“Being a winemaker has become an integral part of my life and that of my family; every moment of the day gets confused: work moments often become fun, like traveling, reading or having a good drink with friends.” Guido Zampaglione

The network ZAM.Organica is born from organizational needs, but the seed that gave birth to it must be sought more deeply into the ground.

ico-cascinagrillo

After leaving Campania for Piedmont in 2002 and – following a years-long search for just the right vineyard – buying Tenuta (also known as Cascina) Grillo together with my family, I took on full responsibility for the long-term decisions related to the winery, resolving to “grow” it gradually with the end goal of producing around 80,000 bottles a year.

Due to both personal and family-related reasons, though, that’s not how things ended up.

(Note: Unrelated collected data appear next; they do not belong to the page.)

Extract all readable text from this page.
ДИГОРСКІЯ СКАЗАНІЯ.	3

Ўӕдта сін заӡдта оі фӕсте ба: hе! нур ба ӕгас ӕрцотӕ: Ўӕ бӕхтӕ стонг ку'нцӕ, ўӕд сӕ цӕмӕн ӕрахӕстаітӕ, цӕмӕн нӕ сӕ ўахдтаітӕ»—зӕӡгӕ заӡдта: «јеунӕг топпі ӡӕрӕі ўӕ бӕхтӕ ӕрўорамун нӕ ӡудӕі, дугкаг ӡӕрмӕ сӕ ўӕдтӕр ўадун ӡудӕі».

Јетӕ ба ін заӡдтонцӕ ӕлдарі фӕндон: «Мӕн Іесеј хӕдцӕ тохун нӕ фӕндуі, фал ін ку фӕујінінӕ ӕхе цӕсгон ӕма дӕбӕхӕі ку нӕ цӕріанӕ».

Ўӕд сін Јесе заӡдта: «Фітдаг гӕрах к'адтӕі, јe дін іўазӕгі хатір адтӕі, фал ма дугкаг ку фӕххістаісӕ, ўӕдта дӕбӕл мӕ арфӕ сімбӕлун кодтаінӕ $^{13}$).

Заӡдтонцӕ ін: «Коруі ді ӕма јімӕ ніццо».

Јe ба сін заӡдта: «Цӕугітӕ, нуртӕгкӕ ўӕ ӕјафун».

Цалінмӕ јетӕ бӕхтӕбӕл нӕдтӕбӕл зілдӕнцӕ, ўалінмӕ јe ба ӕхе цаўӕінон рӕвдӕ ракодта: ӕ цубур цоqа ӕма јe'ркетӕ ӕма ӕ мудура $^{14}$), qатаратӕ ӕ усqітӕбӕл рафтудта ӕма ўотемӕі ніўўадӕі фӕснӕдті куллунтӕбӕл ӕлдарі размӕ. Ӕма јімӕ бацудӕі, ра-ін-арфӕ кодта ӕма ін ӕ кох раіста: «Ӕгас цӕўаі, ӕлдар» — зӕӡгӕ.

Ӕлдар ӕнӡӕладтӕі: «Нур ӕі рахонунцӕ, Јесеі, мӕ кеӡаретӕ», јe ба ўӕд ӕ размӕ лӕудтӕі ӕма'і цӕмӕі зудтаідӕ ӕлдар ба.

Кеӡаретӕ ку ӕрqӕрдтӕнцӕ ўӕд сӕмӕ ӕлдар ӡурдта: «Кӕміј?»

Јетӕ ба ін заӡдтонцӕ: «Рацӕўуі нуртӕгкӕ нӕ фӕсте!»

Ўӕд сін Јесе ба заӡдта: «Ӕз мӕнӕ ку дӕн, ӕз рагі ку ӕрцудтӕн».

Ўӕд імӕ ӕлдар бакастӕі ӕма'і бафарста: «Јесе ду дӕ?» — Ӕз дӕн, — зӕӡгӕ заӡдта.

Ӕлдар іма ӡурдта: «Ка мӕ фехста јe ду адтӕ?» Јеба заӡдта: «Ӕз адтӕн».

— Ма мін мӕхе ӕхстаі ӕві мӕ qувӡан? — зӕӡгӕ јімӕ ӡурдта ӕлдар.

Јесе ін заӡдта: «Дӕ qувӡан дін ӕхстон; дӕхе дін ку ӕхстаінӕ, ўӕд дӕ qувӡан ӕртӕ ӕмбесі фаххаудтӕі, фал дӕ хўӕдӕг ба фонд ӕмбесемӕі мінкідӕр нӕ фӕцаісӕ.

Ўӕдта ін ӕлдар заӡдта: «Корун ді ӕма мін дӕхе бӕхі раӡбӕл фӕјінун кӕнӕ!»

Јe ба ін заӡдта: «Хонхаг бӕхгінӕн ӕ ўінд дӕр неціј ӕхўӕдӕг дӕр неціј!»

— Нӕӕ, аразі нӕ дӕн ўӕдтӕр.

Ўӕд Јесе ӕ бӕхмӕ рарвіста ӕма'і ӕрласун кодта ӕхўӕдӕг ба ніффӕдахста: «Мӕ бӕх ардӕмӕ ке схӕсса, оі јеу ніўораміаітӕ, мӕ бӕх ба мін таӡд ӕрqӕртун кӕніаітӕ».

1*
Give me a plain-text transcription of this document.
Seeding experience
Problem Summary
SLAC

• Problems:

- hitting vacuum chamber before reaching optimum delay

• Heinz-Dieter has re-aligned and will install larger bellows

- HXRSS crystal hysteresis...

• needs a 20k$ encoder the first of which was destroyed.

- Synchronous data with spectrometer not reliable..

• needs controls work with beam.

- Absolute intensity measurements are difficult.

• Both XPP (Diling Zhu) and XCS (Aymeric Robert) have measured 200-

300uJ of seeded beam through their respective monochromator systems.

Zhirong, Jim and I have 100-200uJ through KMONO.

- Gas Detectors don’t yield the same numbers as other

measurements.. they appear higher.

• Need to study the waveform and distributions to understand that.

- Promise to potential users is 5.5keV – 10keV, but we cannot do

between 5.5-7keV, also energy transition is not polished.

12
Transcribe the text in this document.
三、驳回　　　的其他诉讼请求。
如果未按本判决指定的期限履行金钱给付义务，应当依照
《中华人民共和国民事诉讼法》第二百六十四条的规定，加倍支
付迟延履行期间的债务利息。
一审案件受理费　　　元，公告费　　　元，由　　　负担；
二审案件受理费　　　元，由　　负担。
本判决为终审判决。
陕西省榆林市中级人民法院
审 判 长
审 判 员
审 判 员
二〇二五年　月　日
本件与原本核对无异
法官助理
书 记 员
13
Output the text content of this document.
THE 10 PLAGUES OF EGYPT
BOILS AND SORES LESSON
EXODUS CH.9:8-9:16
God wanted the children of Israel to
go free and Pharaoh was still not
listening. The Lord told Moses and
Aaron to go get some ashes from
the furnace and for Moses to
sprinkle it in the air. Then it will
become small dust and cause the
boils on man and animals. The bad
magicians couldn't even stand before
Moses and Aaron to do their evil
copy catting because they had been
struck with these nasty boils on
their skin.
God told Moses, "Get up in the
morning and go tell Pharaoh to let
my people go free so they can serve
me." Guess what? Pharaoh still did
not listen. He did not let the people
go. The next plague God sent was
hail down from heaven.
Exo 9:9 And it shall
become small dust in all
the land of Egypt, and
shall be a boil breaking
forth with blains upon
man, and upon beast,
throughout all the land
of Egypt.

I became convinced, in fact, that if I wanted to carry out all the grape-growing and winemaking processes necessary to produce long-aging wines of character and uncompromising quality, I was going to have to rethink the organization of the winery and focus on achieving a far smaller annual production of around 20,000 bottles.


Il Tufiello, vini dell'Alta Irpinia

But a gnawing sense of dissatisfaction, and the words of my grandmother Maria, herself a producer of “wines of yore”, kept swirling around in my head: “If our most motivated young people leave the South, what’ll become of us? Go out there and get some experience, certainly, but then come back: don’t forget your roots.”
That’s how – thanks to the crucial support of my father Michele as well as the rest of my family, we were able to re-launch our Il Tufiello project in Alta Irpinia, in Southern Italy’s Campania region. The project is growing rapidly with our production of Fiano and now looks set to become an important player in the world of wine, and to help spur new, difficult-to-attract forces in agriculture.

The fact of having thrown myself unreservedly into an activity that was so vitally important to me on a personal level surely helped shape my winemaking-related decisions, decisions that then turned into life choices.

San Lorenzo della Costa nel Golfo del Tigullio

In 2016, as I became increasingly aware of how time rushes by and how much I missed sea air (and how much good it would do my family as well), and mused on the vital, yet still little-tapped, link between farming and tourism, I made an offer for a small piece of land and a ruin in Liguria, in San Lorenzo della Costa, overlooking the Gulf of Tigullio, certain that it would never be accepted.

In 2017, I presented a rural development project to the Liguria Region for land recovery and property restructuring, and most of it was approved.

That’s how the San Lorenzo della Costa agricultural holding came into being – a farm in Liguria where we’ll produce wine and possibly also olive oil, and the first real chance for my family to create a link between artisanal farming and that other Italian driver, “tourism” in the broadest sense of the word.